今ではアニメのエンドクレジットの背景担当の欄をよく見るようになりました。

最近ですと、
そろそろ今期のアニメは終わり始めていますが、
草薙さんが担当されている作品はこんなにあります。

『文豪ストレイドッグス』
『テラフォーマーズリベンジ』
『田中くんはいつもけだるげ』
ベイブレードバースト 
ずっと前から好きでした。

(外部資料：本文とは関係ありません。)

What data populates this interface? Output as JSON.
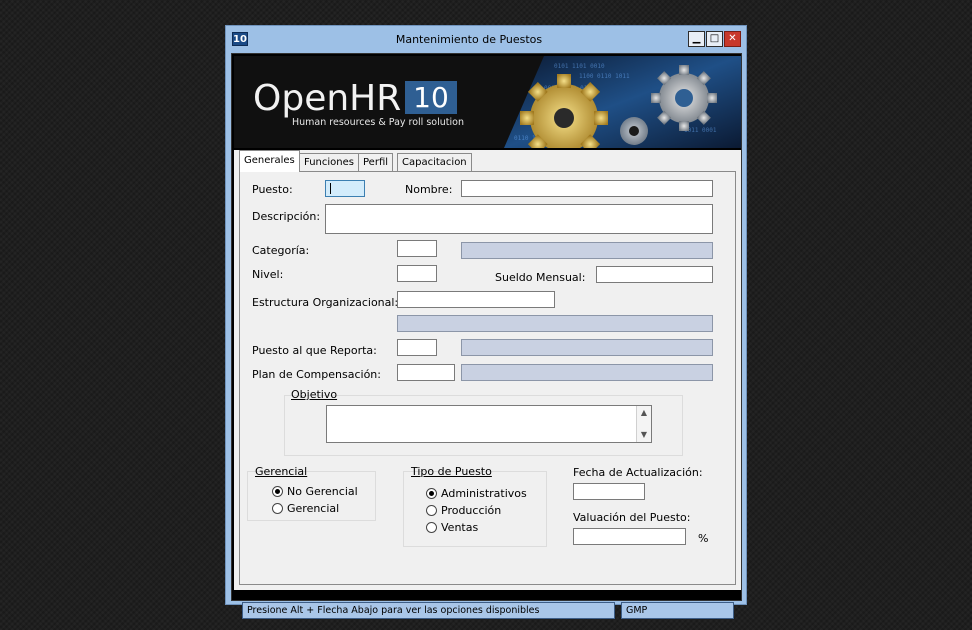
{
  "window": {
    "title": "Mantenimiento de Puestos",
    "icon_label": "10",
    "minimize_glyph": "▁",
    "maximize_glyph": "□",
    "close_glyph": "✕"
  },
  "banner": {
    "logo_text": "OpenHR",
    "logo_badge": "10",
    "tagline": "Human resources & Pay roll solution"
  },
  "tabs": [
    {
      "label": "Generales",
      "active": true
    },
    {
      "label": "Funciones",
      "active": false
    },
    {
      "label": "Perfil",
      "active": false
    },
    {
      "label": "Capacitacion",
      "active": false
    }
  ],
  "form": {
    "puesto_label": "Puesto:",
    "puesto_value": "",
    "nombre_label": "Nombre:",
    "nombre_value": "",
    "descripcion_label": "Descripción:",
    "descripcion_value": "",
    "categoria_label": "Categoría:",
    "nivel_label": "Nivel:",
    "sueldo_label": "Sueldo Mensual:",
    "estructura_label": "Estructura Organizacional:",
    "reporta_label": "Puesto al que Reporta:",
    "plan_label": "Plan de Compensación:",
    "objetivo_label": "Objetivo",
    "objetivo_value": ""
  },
  "gerencial": {
    "title": "Gerencial",
    "options": [
      {
        "label": "No Gerencial",
        "checked": true
      },
      {
        "label": "Gerencial",
        "checked": false
      }
    ]
  },
  "tipo_puesto": {
    "title": "Tipo de Puesto",
    "options": [
      {
        "label": "Administrativos",
        "checked": true
      },
      {
        "label": "Producción",
        "checked": false
      },
      {
        "label": "Ventas",
        "checked": false
      }
    ]
  },
  "fecha_actualizacion_label": "Fecha de Actualización:",
  "valuacion_label": "Valuación del Puesto:",
  "valuacion_unit": "%",
  "status": {
    "message": "Presione Alt + Flecha Abajo para ver las opciones disponibles",
    "code": "GMP"
  }
}
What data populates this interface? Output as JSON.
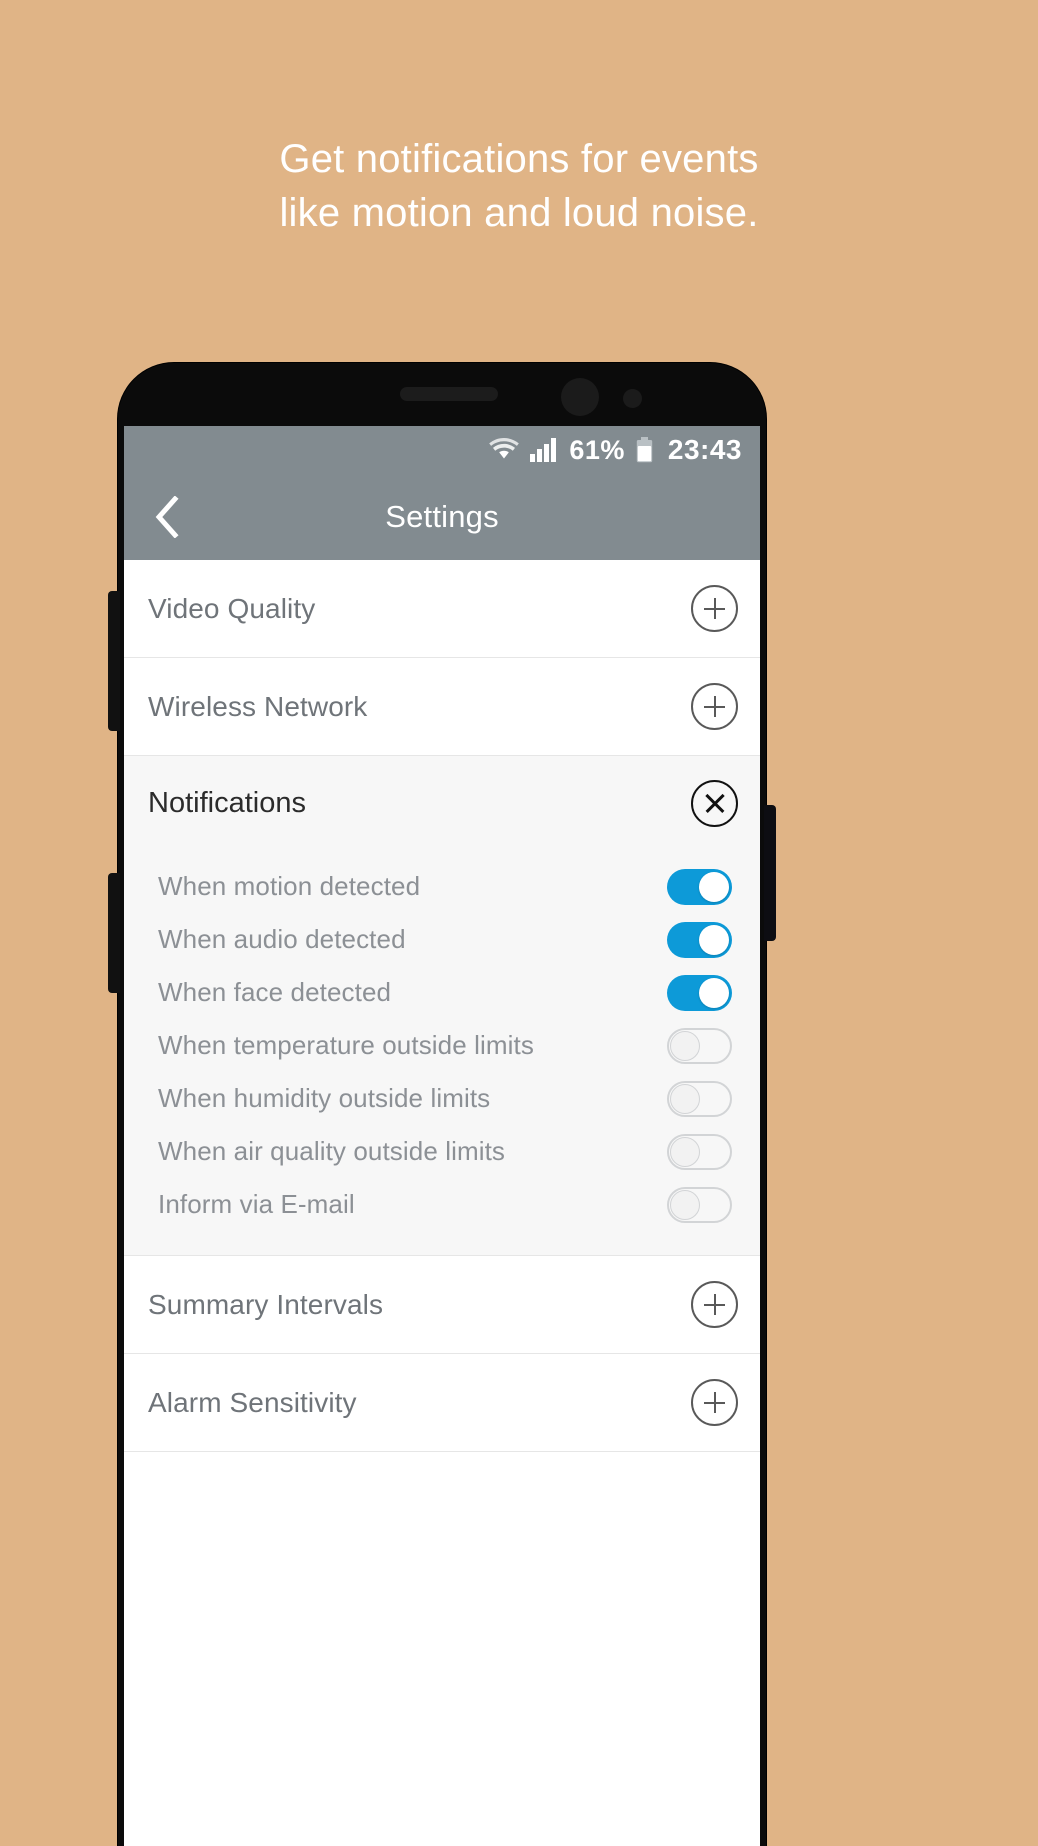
{
  "headline": {
    "line1": "Get notifications for events",
    "line2": "like motion and loud noise."
  },
  "colors": {
    "background": "#e0b486",
    "appbar": "#828b90",
    "toggle_on": "#0d9ad8",
    "toggle_off_border": "#d2d4d6",
    "section_background": "#f7f7f7"
  },
  "statusbar": {
    "wifi_icon": "wifi-icon",
    "signal_icon": "cellular-signal-icon",
    "battery_percent": "61%",
    "battery_icon": "battery-icon",
    "clock": "23:43"
  },
  "appbar": {
    "back_icon": "chevron-left-icon",
    "title": "Settings"
  },
  "settings": {
    "rows_top": [
      {
        "label": "Video Quality",
        "action_icon": "plus-circle-icon"
      },
      {
        "label": "Wireless Network",
        "action_icon": "plus-circle-icon"
      }
    ],
    "expanded_section": {
      "title": "Notifications",
      "action_icon": "close-circle-icon",
      "items": [
        {
          "label": "When motion detected",
          "state": "on"
        },
        {
          "label": "When audio detected",
          "state": "on"
        },
        {
          "label": "When face detected",
          "state": "on"
        },
        {
          "label": "When temperature outside limits",
          "state": "off"
        },
        {
          "label": "When humidity outside limits",
          "state": "off"
        },
        {
          "label": "When air quality outside limits",
          "state": "off"
        },
        {
          "label": "Inform via E-mail",
          "state": "off"
        }
      ]
    },
    "rows_bottom": [
      {
        "label": "Summary Intervals",
        "action_icon": "plus-circle-icon"
      },
      {
        "label": "Alarm Sensitivity",
        "action_icon": "plus-circle-icon"
      }
    ]
  }
}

~告白実行委員会~』(映画)

お分かりの方もいれば、まったくわからないという方もいらっしゃるでしょう。
でも、わかる人にはわかるはず。
「え?!これも!?
あれも!?
そういえば、背景綺麗だもんな~」
と、納得の作品一覧です。

深夜枠のアニメが多いですが、見たことがない方々にはぜひ一度ご覧いただきたいと思います。

どの作品も本当に、本当に、背景がとても綺麗です。
キャラが主役のアニメですが、
私は背景もとても重要だと思います。
背景によって、より心理描写に深みが増すと思いますし、
視聴者側の引き込まれる度合いも変わってくるような気がします。
もちろん、声も音楽もその他もすべてが相乗効果を生み出しているのだと思いますが。

様々な構成要素の中で、一番わかりやすいのが背景画ではないでしょうか。
そのアニメのキャラクターに合わせてあるでしょうから、
いかにもアニメ的なものから写真と見間違うものまで。
また、写真以上にとても鮮やかで繊細なものもあります。
それが、映画ではなく週ごとのテレビアニメーションで描かれているということが、
素人の私でもすごいことなのだとわかります。

風景写真も素晴らしいものです。
でも、
主役を譲ってそっと脇を固めるアニメーションやゲームの背景画というものにもぜひ注目してみてください。